Solving an inequality of the form $x^TAx\geq0$ or $x^TAx\leq0$ is straightforward. I mean we have to check if A is positive semidefinite or negative semidefinite. But what would be the solution to the inequality $x^TAx+b^Tx+c\leq0$ and $x^TAx+b^Tx+c\geq0$ ? Specifically I need to know when either of the inequality would be convex. If someone can share a good resource that talks about quadratic equation(not quadratic form) with matrices as coefficients besides Wikipedia, it would be great. Thank you.

Answer 1

Given an arbitrary line $L = \{ x_0 + tv \in R^n \ | \ t \in R \}$, we know that the set $C = \{ x \in R^n \ | \ x^TAx + b^Tx + c \le 0 \}$ is convex if and only if the intersection with this line is convex. For convexity, we want to prove that $L$ intersects $C$ as a continuous line segment where $t$ is continuous in a bounded range (e.g, stretching $v$ in a bounded range).

Substituting $L$ into $C$ we get the intersection $f(t) = (v^TAv)t^2 + (2x_0^TAv + b^Tv)t + (x_0^TAx_0 + b^Tx_0 + c) \le 0$, which is a concave upward function of $t$ if $A \ge 0 => v^TAv \ge 0$ (i.e., $ \ f''= v^TAv \ge 0$ ). $f(t)$ is bounded above by zero and bounded between a fixed range of $t$ (i.e., the two roots of f(t)=0). Therefore, $t$ is continuous in a bounded range implies that the intersection is a convex line segment.

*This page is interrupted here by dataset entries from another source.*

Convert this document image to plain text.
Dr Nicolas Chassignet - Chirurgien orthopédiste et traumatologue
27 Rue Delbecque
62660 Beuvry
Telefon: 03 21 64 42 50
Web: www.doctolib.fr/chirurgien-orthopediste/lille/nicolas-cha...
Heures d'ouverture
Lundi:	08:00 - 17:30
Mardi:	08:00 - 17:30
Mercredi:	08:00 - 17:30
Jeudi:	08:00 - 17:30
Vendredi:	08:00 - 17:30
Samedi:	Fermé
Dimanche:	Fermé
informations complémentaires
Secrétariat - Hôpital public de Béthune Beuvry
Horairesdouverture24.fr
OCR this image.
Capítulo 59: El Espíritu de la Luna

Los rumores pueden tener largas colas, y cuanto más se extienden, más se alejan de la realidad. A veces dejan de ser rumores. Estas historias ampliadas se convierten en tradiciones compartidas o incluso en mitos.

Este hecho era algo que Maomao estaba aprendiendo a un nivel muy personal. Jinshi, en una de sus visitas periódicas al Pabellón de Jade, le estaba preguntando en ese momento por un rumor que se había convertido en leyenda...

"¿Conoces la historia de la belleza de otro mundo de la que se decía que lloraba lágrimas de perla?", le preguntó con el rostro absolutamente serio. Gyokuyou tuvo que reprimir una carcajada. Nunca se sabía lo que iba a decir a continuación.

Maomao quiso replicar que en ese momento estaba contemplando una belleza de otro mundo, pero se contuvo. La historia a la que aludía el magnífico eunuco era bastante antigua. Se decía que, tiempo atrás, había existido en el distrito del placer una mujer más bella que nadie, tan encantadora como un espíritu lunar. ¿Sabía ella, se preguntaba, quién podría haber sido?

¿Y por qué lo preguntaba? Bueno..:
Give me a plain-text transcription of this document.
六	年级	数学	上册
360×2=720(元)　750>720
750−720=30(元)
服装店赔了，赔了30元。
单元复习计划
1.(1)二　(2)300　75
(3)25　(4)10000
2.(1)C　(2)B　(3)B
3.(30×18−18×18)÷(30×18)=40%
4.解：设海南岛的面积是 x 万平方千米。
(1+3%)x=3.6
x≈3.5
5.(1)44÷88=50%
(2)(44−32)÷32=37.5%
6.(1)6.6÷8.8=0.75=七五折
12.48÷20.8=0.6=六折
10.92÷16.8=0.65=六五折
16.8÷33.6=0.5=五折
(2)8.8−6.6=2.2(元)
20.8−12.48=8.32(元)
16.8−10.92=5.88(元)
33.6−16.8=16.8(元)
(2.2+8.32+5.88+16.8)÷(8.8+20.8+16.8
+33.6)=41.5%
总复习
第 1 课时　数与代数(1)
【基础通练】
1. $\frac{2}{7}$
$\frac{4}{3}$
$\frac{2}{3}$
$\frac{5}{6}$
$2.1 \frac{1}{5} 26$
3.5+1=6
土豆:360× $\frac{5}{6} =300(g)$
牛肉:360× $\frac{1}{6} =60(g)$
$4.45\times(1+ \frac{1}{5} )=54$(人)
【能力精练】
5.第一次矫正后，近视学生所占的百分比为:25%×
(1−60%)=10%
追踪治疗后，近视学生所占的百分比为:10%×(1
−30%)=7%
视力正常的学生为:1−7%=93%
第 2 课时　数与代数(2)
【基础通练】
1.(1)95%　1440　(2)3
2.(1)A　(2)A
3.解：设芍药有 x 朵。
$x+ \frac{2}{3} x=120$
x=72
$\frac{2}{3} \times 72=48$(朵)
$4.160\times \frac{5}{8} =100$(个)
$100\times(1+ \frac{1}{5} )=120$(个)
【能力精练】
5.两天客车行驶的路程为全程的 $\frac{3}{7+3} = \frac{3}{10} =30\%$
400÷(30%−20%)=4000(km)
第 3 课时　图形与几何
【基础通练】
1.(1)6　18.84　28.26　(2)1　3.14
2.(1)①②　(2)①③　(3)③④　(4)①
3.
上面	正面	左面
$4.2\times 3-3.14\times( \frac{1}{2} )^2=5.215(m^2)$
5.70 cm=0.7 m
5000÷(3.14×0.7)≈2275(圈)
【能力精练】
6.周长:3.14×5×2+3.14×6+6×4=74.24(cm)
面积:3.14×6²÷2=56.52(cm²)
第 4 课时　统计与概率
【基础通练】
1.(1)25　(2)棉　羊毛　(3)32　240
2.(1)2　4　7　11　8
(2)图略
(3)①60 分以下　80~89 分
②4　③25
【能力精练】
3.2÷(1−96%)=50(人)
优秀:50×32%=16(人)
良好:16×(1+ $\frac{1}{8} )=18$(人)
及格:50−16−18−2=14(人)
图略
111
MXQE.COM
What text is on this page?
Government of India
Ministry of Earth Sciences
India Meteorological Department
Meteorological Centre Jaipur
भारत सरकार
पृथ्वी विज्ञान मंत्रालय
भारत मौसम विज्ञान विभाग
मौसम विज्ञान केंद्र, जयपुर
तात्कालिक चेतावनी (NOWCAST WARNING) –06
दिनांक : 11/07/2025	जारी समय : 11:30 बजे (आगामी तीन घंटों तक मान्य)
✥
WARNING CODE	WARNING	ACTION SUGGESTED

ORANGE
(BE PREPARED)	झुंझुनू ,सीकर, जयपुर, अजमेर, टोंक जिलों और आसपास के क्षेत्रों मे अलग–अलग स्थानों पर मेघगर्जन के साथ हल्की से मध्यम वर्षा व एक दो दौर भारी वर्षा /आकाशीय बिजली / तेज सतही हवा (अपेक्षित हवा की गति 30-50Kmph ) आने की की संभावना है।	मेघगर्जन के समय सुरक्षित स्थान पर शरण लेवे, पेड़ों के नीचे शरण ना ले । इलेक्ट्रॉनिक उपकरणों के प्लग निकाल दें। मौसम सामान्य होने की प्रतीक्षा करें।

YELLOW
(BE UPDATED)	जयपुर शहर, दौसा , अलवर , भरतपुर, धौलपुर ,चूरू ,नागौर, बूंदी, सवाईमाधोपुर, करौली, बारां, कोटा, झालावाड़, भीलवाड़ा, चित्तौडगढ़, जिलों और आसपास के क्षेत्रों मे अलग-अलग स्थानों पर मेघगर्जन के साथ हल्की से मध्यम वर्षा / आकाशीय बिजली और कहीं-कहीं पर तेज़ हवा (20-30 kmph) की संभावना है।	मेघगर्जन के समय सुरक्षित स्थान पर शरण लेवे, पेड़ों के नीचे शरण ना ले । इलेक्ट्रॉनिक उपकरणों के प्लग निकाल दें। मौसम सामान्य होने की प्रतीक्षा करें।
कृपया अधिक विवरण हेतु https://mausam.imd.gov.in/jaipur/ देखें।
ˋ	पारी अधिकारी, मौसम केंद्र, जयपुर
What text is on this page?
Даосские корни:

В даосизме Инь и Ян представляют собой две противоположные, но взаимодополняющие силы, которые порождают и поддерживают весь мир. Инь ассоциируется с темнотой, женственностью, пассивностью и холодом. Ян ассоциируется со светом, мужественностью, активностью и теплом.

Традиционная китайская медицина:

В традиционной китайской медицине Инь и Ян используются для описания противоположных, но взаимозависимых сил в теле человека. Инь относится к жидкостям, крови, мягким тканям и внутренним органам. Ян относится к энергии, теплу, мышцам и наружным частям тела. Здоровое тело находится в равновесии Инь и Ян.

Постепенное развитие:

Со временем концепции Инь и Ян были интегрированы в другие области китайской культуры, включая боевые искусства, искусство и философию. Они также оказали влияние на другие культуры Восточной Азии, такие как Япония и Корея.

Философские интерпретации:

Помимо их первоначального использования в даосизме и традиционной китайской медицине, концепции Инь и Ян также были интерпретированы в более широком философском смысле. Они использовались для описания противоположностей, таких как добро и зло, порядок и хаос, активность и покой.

In conclusion, $C$ is convex when $A \ge 0$.

Answer 2

If we substitute $x = y + v$ in the inequality $x^T A x + b^T x + c \le 0$ we get $y^T A y + (b^T + 2 v^T A) y + v^T A v + b^T v + c \le 0$. Assuming $A$ is invertible, we can choose $v$ so that $b^T + 2 v^T A = 0$, so the inequality becomes $y^T A y \le k$. If, for example, $A$ is positive definite and $k > 0$, this defines an ellipsoid.